Pierwsze DLC do gry zostało zmiażdżone przez graczy w recenzjach – ba, dodatek otrzymał miano najgorszego w historii studia Gearbox Software.

Niecały tydzień temu – 21 kwietnia – na rynku zadebiutował pierwszy dodatek do gry Tiny Tina’s Wonderlands pod tytułem Coiled Captors. Szybko okazało się, że, przynajmniej zdaniem lwiej większości społeczności, jest to najgorsze rozszerzenie w historii studia Gearbox Software. Zanim jednak przyjrzymy się temu, na co dokładnie narzekają fani, warto przypomnieć, że Coiled Captors to pierwsza część przepustki sezonowej wprowadzającej dodatkowe historie ukryte w Zwierciadłach Tajemnic.

DLC do gry Tiny Tina's Wonderlands miażdżone w recenzjach.

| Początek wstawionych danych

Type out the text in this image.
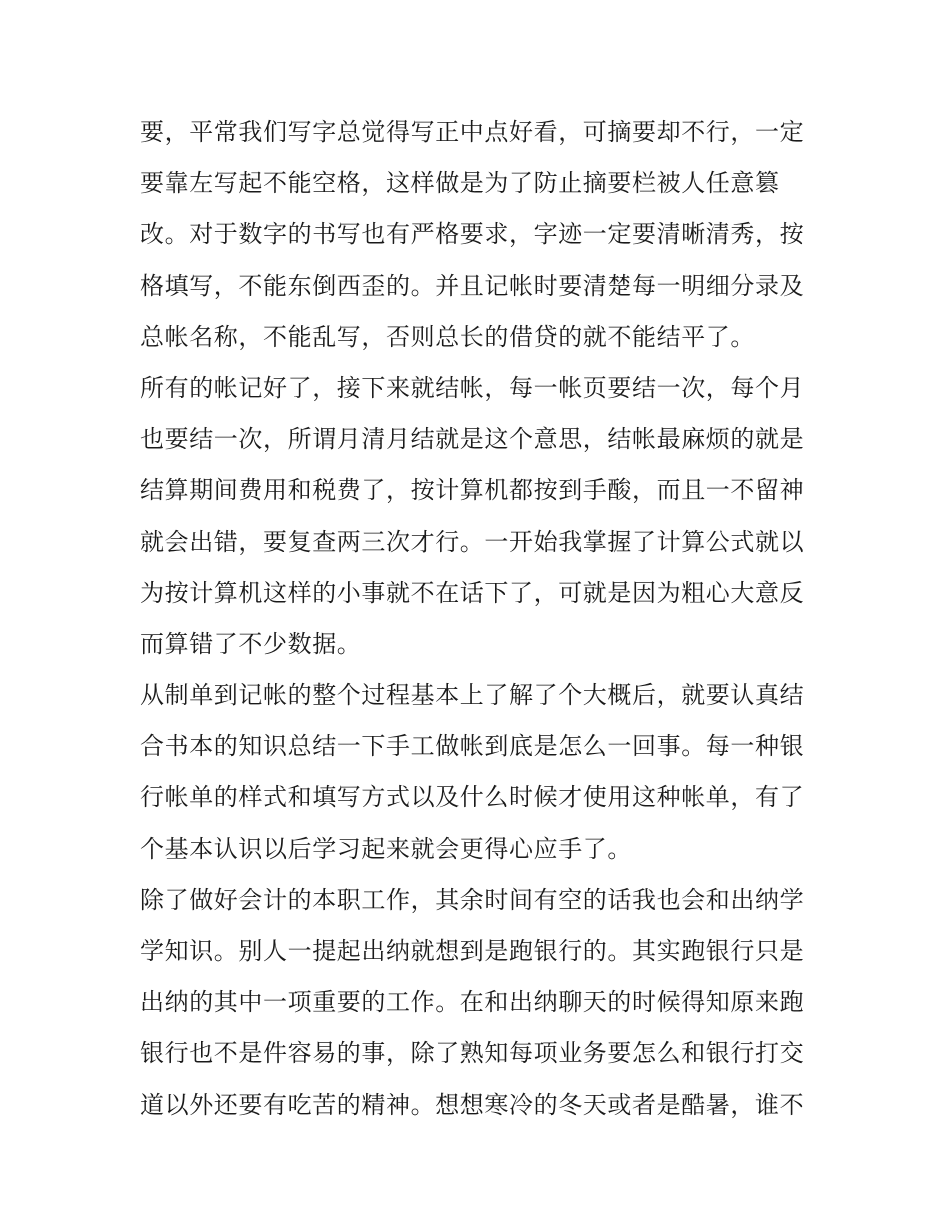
要，平常我们写字总觉得写正中点好看，可摘要却不行，一定
要靠左写起不能空格，这样做是为了防止摘要栏被人任意篡
改。对于数字的书写也有严格要求，字迹一定要清晰清秀，按
格填写，不能东倒西歪的。并且记帐时要清楚每一明细分录及
总帐名称，不能乱写，否则总长的借贷的就不能结平了。
所有的帐记好了，接下来就结帐，每一帐页要结一次，每个月
也要结一次，所谓月清月结就是这个意思，结帐最麻烦的就是
结算期间费用和税费了，按计算机都按到手酸，而且一不留神
就会出错，要复查两三次才行。一开始我掌握了计算公式就以
为按计算机这样的小事就不在话下了，可就是因为粗心大意反
而算错了不少数据。
从制单到记帐的整个过程基本上了解了个大概后，就要认真结
合书本的知识总结一下手工做帐到底是怎么一回事。每一种银
行帐单的样式和填写方式以及什么时候才使用这种帐单，有了
个基本认识以后学习起来就会更得心应手了。
除了做好会计的本职工作，其余时间有空的话我也会和出纳学
学知识。别人一提起出纳就想到是跑银行的。其实跑银行只是
出纳的其中一项重要的工作。在和出纳聊天的时候得知原来跑
银行也不是件容易的事，除了熟知每项业务要怎么和银行打交
道以外还要有吃苦的精神。想想寒冷的冬天或者是酷暑，谁不
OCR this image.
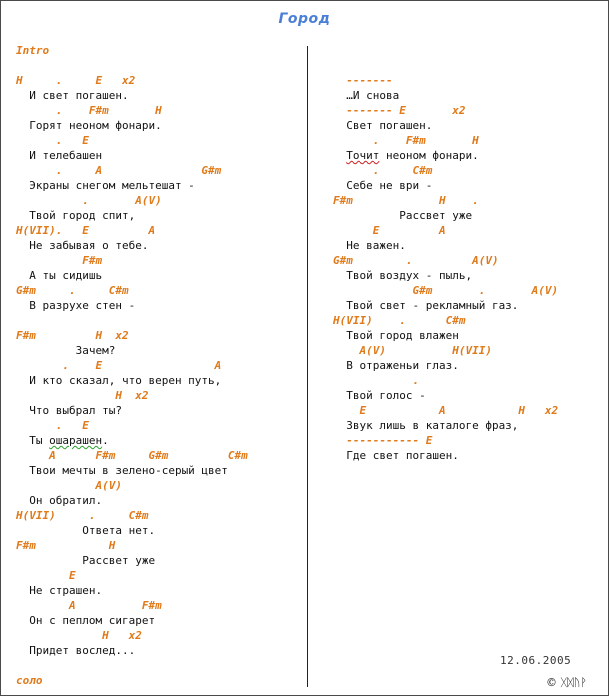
Город
Intro
H     .     E   x2
И свет погашен.
.    F#m       H
Горят неоном фонари.
.   E
И телебашен
.     A               G#m
Экраны снегом мельтешат -
.       A(V)
Твой город спит,
H(VII).   E         A
Не забывая о тебе.
F#m
А ты сидишь
G#m     .     C#m
В разрухе стен -
F#m         H  x2
Зачем?
.    E                 A
И кто сказал, что верен путь,
H  x2
Что выбрал ты?
.   E
Ты ошарашен.
A      F#m     G#m         C#m
Твои мечты в зелено-серый цвет
A(V)
Он обратил.
H(VII)     .     C#m
Ответа нет.
F#m           H
Рассвет уже
E
Не страшен.
A          F#m
Он с пеплом сигарет
H   x2
Придет вослед...
соло
-------
…И снова
------- E       x2
Свет погашен.
.    F#m       H
Точит неоном фонари.
.     C#m
Себе не ври -
F#m             H    .
Рассвет уже
E         A
Не важен.
G#m        .         A(V)
Твой воздух - пыль,
G#m       .       A(V)
Твой свет - рекламный газ.
H(VII)    .      C#m
Твой город влажен
A(V)          H(VII)
В отраженьи глаз.
.
Твой голос -
E           A           H   x2
Звук лишь в каталоге фраз,
----------- E
Где свет погашен.
12.06.2005
© ᚷᛞᚢᚹ
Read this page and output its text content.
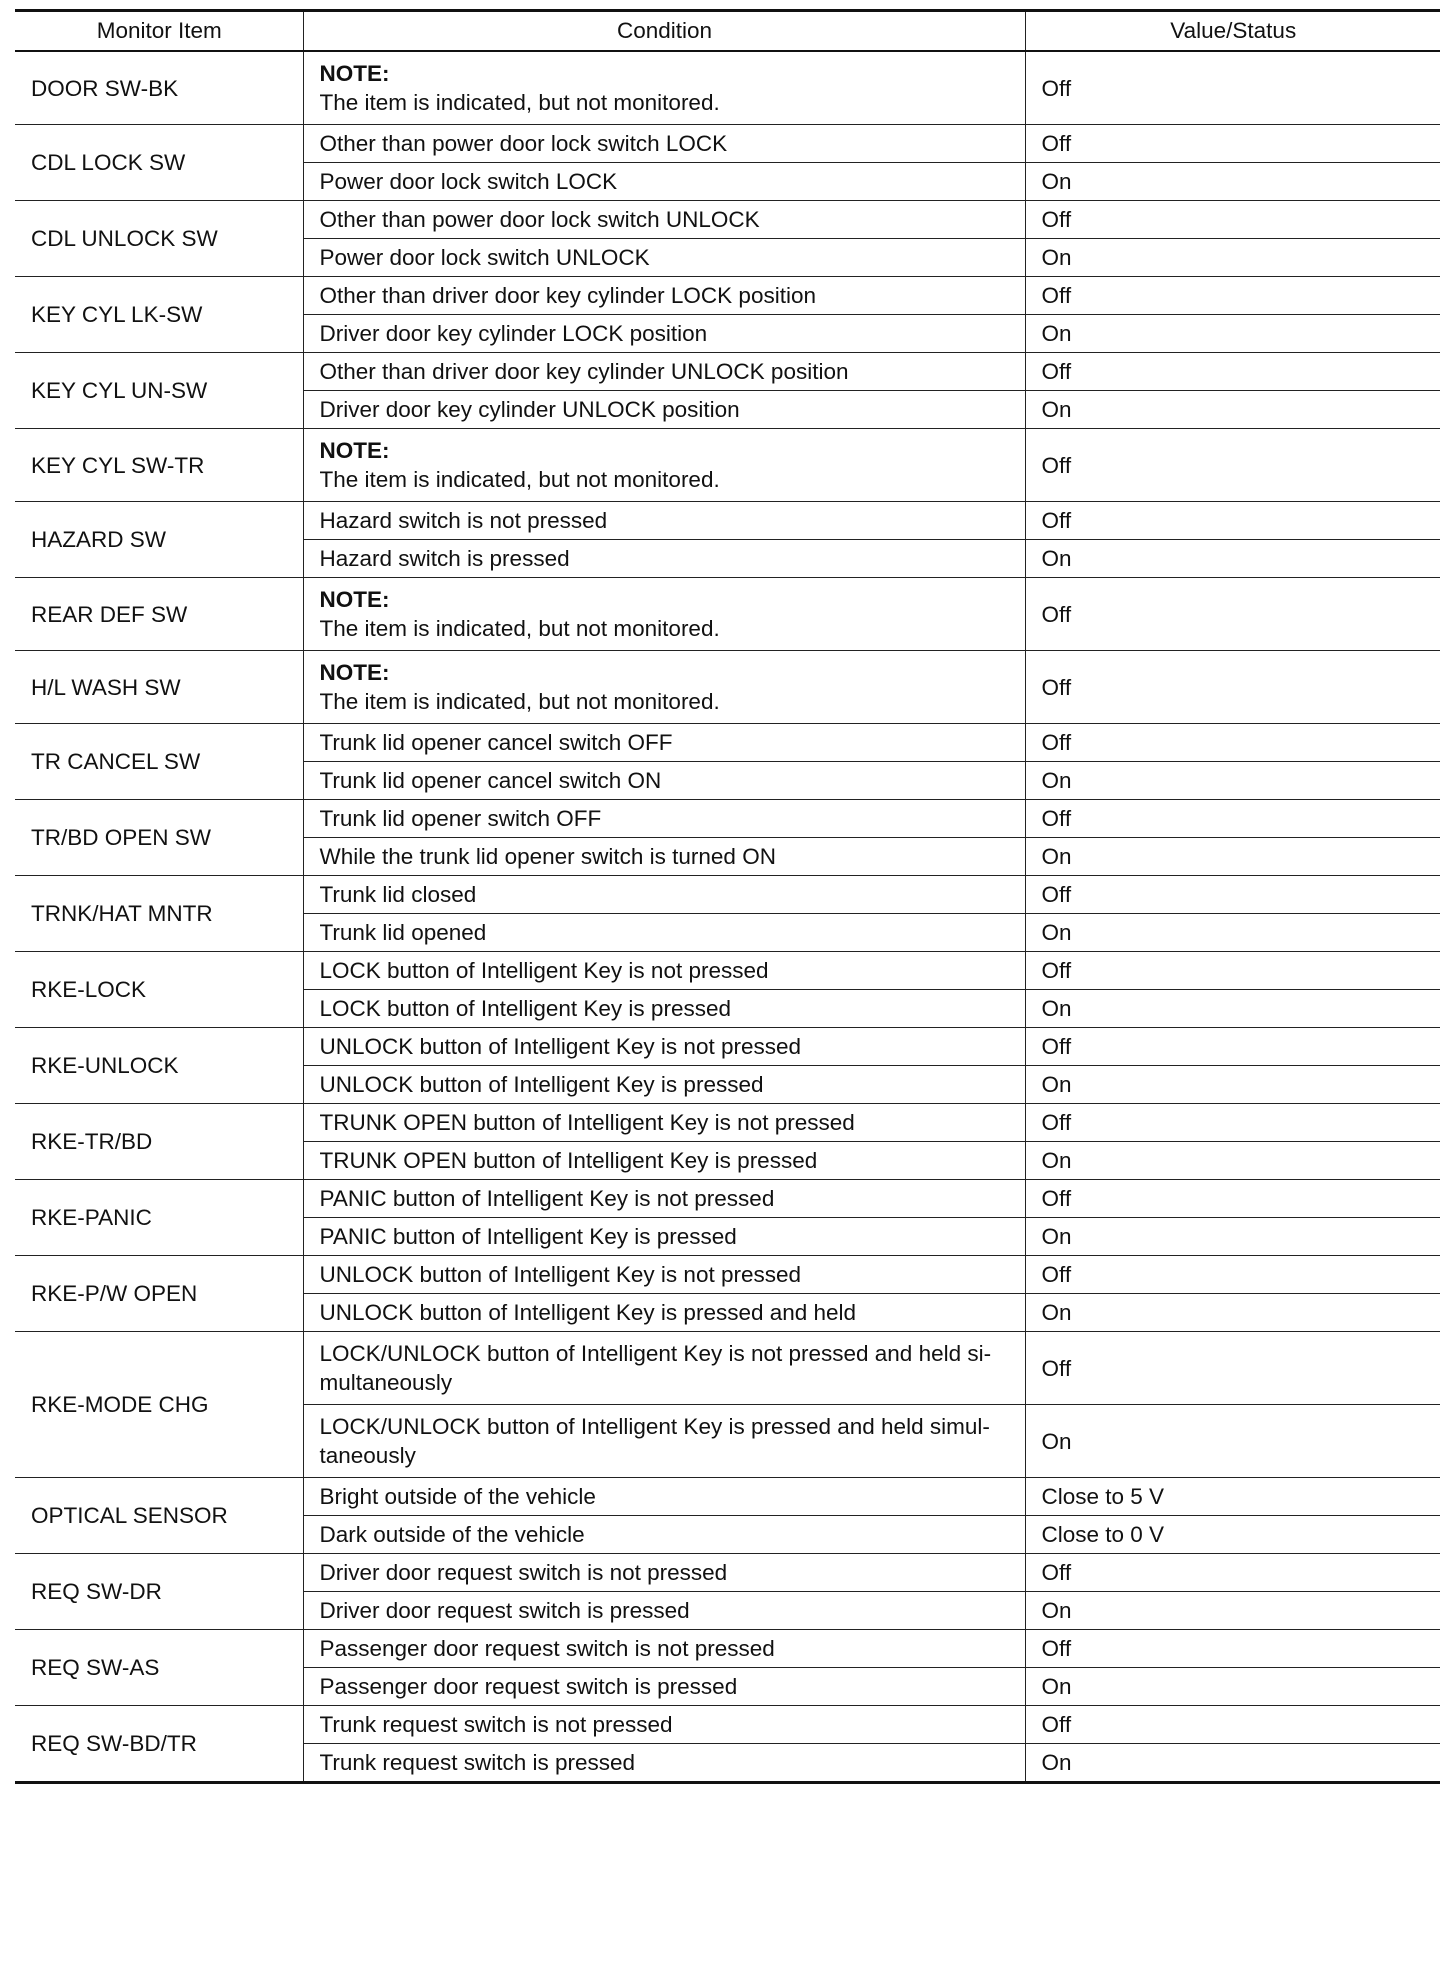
Monitor Item	Condition	Value/Status
DOOR SW-BK	NOTE:
The item is indicated, but not monitored.	Off
CDL LOCK SW	Other than power door lock switch LOCK	Off
	Power door lock switch LOCK	On
CDL UNLOCK SW	Other than power door lock switch UNLOCK	Off
	Power door lock switch UNLOCK	On
KEY CYL LK-SW	Other than driver door key cylinder LOCK position	Off
	Driver door key cylinder LOCK position	On
KEY CYL UN-SW	Other than driver door key cylinder UNLOCK position	Off
	Driver door key cylinder UNLOCK position	On
KEY CYL SW-TR	NOTE:
The item is indicated, but not monitored.	Off
HAZARD SW	Hazard switch is not pressed	Off
	Hazard switch is pressed	On
REAR DEF SW	NOTE:
The item is indicated, but not monitored.	Off
H/L WASH SW	NOTE:
The item is indicated, but not monitored.	Off
TR CANCEL SW	Trunk lid opener cancel switch OFF	Off
	Trunk lid opener cancel switch ON	On
TR/BD OPEN SW	Trunk lid opener switch OFF	Off
	While the trunk lid opener switch is turned ON	On
TRNK/HAT MNTR	Trunk lid closed	Off
	Trunk lid opened	On
RKE-LOCK	LOCK button of Intelligent Key is not pressed	Off
	LOCK button of Intelligent Key is pressed	On
RKE-UNLOCK	UNLOCK button of Intelligent Key is not pressed	Off
	UNLOCK button of Intelligent Key is pressed	On
RKE-TR/BD	TRUNK OPEN button of Intelligent Key is not pressed	Off
	TRUNK OPEN button of Intelligent Key is pressed	On
RKE-PANIC	PANIC button of Intelligent Key is not pressed	Off
	PANIC button of Intelligent Key is pressed	On
RKE-P/W OPEN	UNLOCK button of Intelligent Key is not pressed	Off
	UNLOCK button of Intelligent Key is pressed and held	On
RKE-MODE CHG	LOCK/UNLOCK button of Intelligent Key is not pressed and held si-multaneously	Off
	LOCK/UNLOCK button of Intelligent Key is pressed and held simul-taneously	On
OPTICAL SENSOR	Bright outside of the vehicle	Close to 5 V
	Dark outside of the vehicle	Close to 0 V
REQ SW-DR	Driver door request switch is not pressed	Off
	Driver door request switch is pressed	On
REQ SW-AS	Passenger door request switch is not pressed	Off
	Passenger door request switch is pressed	On
REQ SW-BD/TR	Trunk request switch is not pressed	Off
	Trunk request switch is pressed	On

Co poszło nie tak?
Gearbox Software/2K Games

Wyróżnianych przez graczy minusów jest sporo. Dużo osób narzeka na niewielki rozmiar dodatku; według niektórych doniesień udostępniony w ramach DLC nowy loch ma starczyć na raptem dziesięć minut. Sądząc z kolei po zapisach rozgrywki udostępnianych w serwisie YouTube, cały dodatek da się ukończyć w niecałe pół godziny. Sytuację znacząco pogarsza fakt, iż w Coiled Captors nie znajdziemy chociażby jednego nowego typu wroga czy totalnie nowych lokacji. A najgorsze w tym wszystkim wydaje się to, że DLC kosztuje około 42 złote. Na Reddicie znajdziemy setki komentarzy, w których gracze nie tylko wylewają swoje żale, ale także żałują, że w ogóle zakupili przepustkę sezonową do Tiny Tina’s Wonderlands.

GramTV przedstawia:

Przypomnijmy jeszcze na koniec, że Tiny Tina’s Wonderlands zadebiutowało 25 marca bieżącego roku na komputerach osobistych oraz konsolach PlayStation 4, PlayStation 5, Xbox One oraz Xbox Series X/S. Zainteresowanych zapraszamy do lektury naszej recenzji, którą znajdziecie pod tym adresem.

Komentarze
1
KotRyszard
Gramowicz
28/04/2022 08:50

No też uważam, że to DLC to jakaś pomyłka i kompletna strata pieniędzy. Nie ma ono żadnej wartości i nie wniosło praktycznie nic do gry.